Послышался плеск, и якорь исчез под водой. Спустили лодку. Ганнон первым сошел в нее по лестнице, сплетенной из кожаных ремней. Вместе с ним в лодку сели Мидаклит и трое матросов, вооруженных одними ножами. Остальным Ганнон приказал оставаться на борту и быть наготове.
Вскоре челн уткнулся носом в берег. Заскрипел по песку киль. Ударили по борту мокрые весла. Медленно и нерешительно вышли моряки на сушу. Люди на берегу кричали, но к воде по-прежнему не подходили.
Потомки атлантов
Ганнон и Мидаклит медленно шли по берегу. Его устилало множество каменных обломков и раковин невиданных форм и цветов.
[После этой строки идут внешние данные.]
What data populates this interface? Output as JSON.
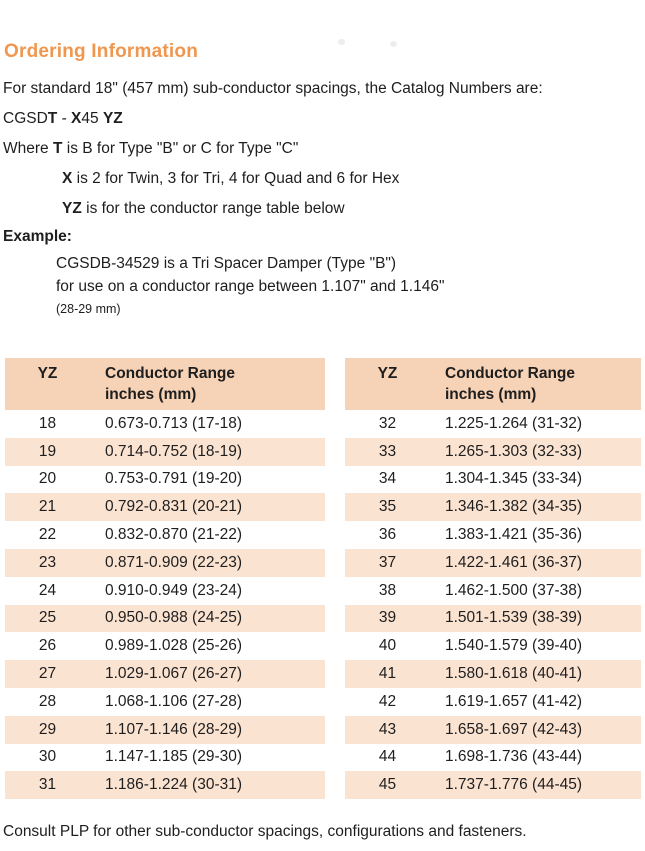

Ганнон также заметил огромные черепашьи щиты, разложенные в каком-то определенном порядке, один против другого.
От толпы отделился человек в ярко-красном плаще.
«И здесь добывают пурпур», – подумал Ганнон, но сразу же отбросил эту мысль: ведь на берегу не было ни одной лодки. В нескольких шагах от карфагенян человек остановился и скрестил руки на груди. Догадавшись, что их приветствуют, Ганнон и Мидаклит повторили жест незнакомца.
Перед ними стоял пожилой человек с седеющими редкими волосами. На лбу его теснились морщины. Тонкие, крепко сжатые губы придавали лицу несколько суровое выражение. Серые, глубоко запавшие глаза пристально следили за Ганноном и Мидаклитом, но в них можно было уловить лишь любопытство, а не неприязнь.
– Хайре! – услышал вдруг Ганнон и вздрогнул от неожиданности.
Греческое приветствие – здесь, на земле, затерянной в океане!
Грек еле сдерживался, чтобы не броситься к своему соотечественнику, волею судеб оторванному от матери Эллады.
– Приветствую вас, о ахейцы! – продолжал незнакомец, как-то странно выговаривая слова. – Мой народ ожидал вас семьсот пятьдесят лет.
Обращение «ахейцы», странное произношение греческих слов, самый их смысл – все это насторожило карфагенян.
Старец указал на черепашьи щиты, приглашая расположиться на них.
И вот они сидят друг против друга, как подобает хозяину и гостям.
– Откуда вы? – спросил старец, высоко взметнув брови.
– Из Карфагена! – отвечал Ганнон по-гречески, стараясь как можно отчетливее произносить слова.